Question

The width of a rectangle is 12 units. Can the perimeter (x) of the rectangle be 60 units when its length (y) is 18 units?

a) No, the rectangle cannot have x=60 and y=18 because x+y is less than 60.
b) No, the rectangle cannot have x=60 and y=18 because x+y is less than 24.
c) Yes, the rectangle can have x=60 and y=18 because x=12+28.
d) Yes, the rectangle can have x=60 and y=18 because x=24+24.

Answer 1

Yes, a rectangle with a width of 12 units can have a perimeter of 60 units when its length is 18 units because the perimeter formula P = 2l + 2w gives us P = 2(18) + 2(12), which equals 60 units.

Step-by-step explanation:

To determine if a rectangle with a width of 12 units can have a perimeter of 60 units when its length is 18 units, we need to use the formula for perimeter of a rectangle, which is:

P = 2l + 2w

Where P is the perimeter, l is the length, and w is the width.
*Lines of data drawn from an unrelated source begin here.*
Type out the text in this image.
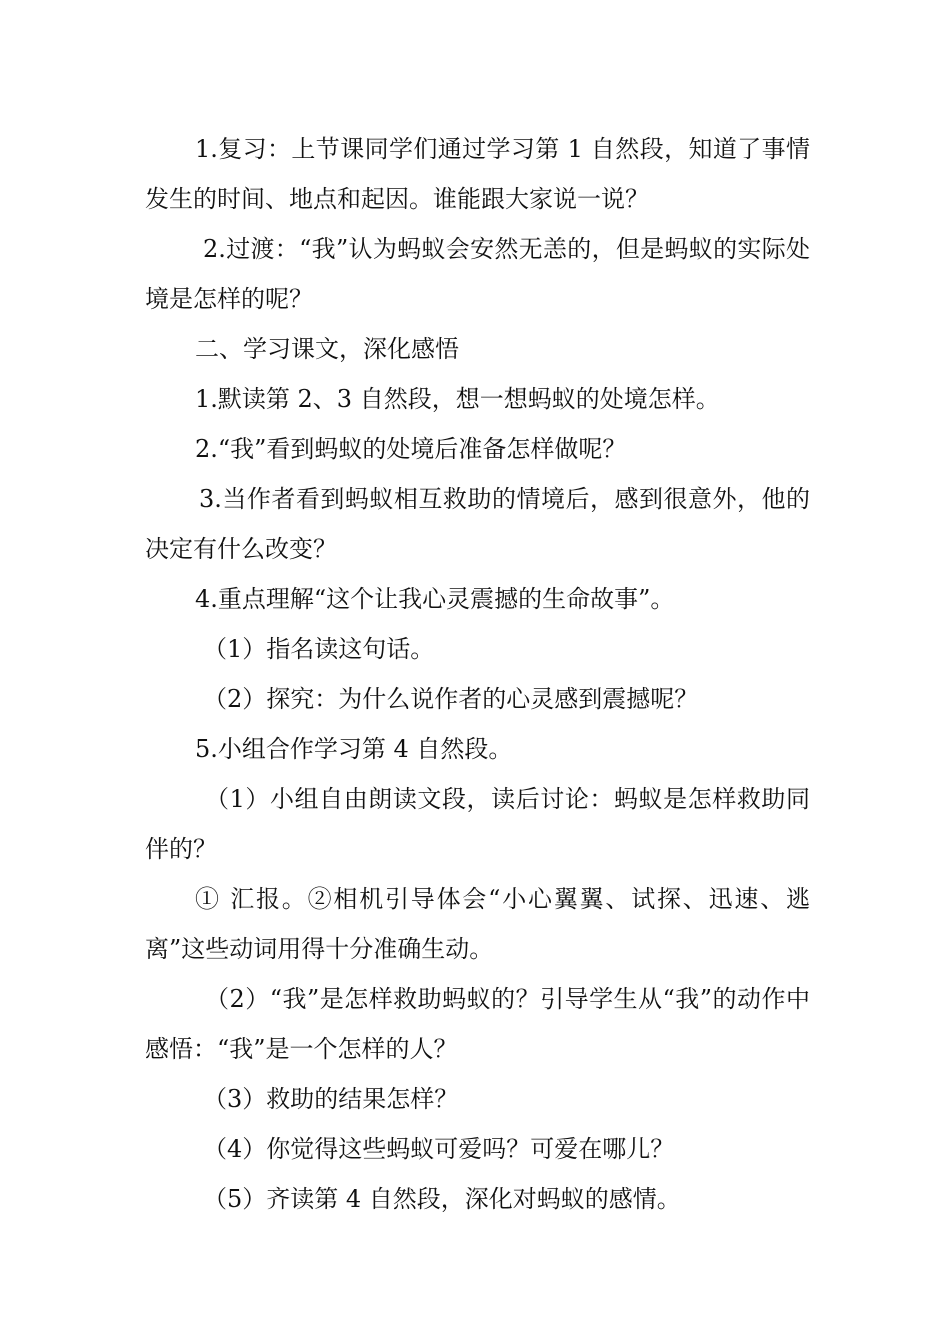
1.复习：上节课同学们通过学习第 1 自然段，知道了事情发生的时间、地点和起因。谁能跟大家说一说？

2.过渡：“我”认为蚂蚁会安然无恙的，但是蚂蚁的实际处境是怎样的呢？

二、学习课文，深化感悟

1.默读第 2、3 自然段，想一想蚂蚁的处境怎样。

2.“我”看到蚂蚁的处境后准备怎样做呢？

3.当作者看到蚂蚁相互救助的情境后，感到很意外，他的决定有什么改变？

4.重点理解“这个让我心灵震撼的生命故事”。

（1）指名读这句话。

（2）探究：为什么说作者的心灵感到震撼呢？

5.小组合作学习第 4 自然段。

（1）小组自由朗读文段，读后讨论：蚂蚁是怎样救助同伴的？

① 汇报。②相机引导体会“小心翼翼、试探、迅速、逃离”这些动词用得十分准确生动。

（2）“我”是怎样救助蚂蚁的？引导学生从“我”的动作中感悟：“我”是一个怎样的人？

（3）救助的结果怎样？

（4）你觉得这些蚂蚁可爱吗？可爱在哪儿？

（5）齐读第 4 自然段，深化对蚂蚁的感情。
Using the given width (w) of 12 units and length (l) of 18 units, we can calculate the perimeter:

P = 2(18) + 2(12)

P = 36 + 24

P = 60 units

Therefore, the answer is d) Yes, the rectangle can have x=60 and y=18 because the perimeter is the sum of twice the length plus twice the width, which amounts to 60 units in this case.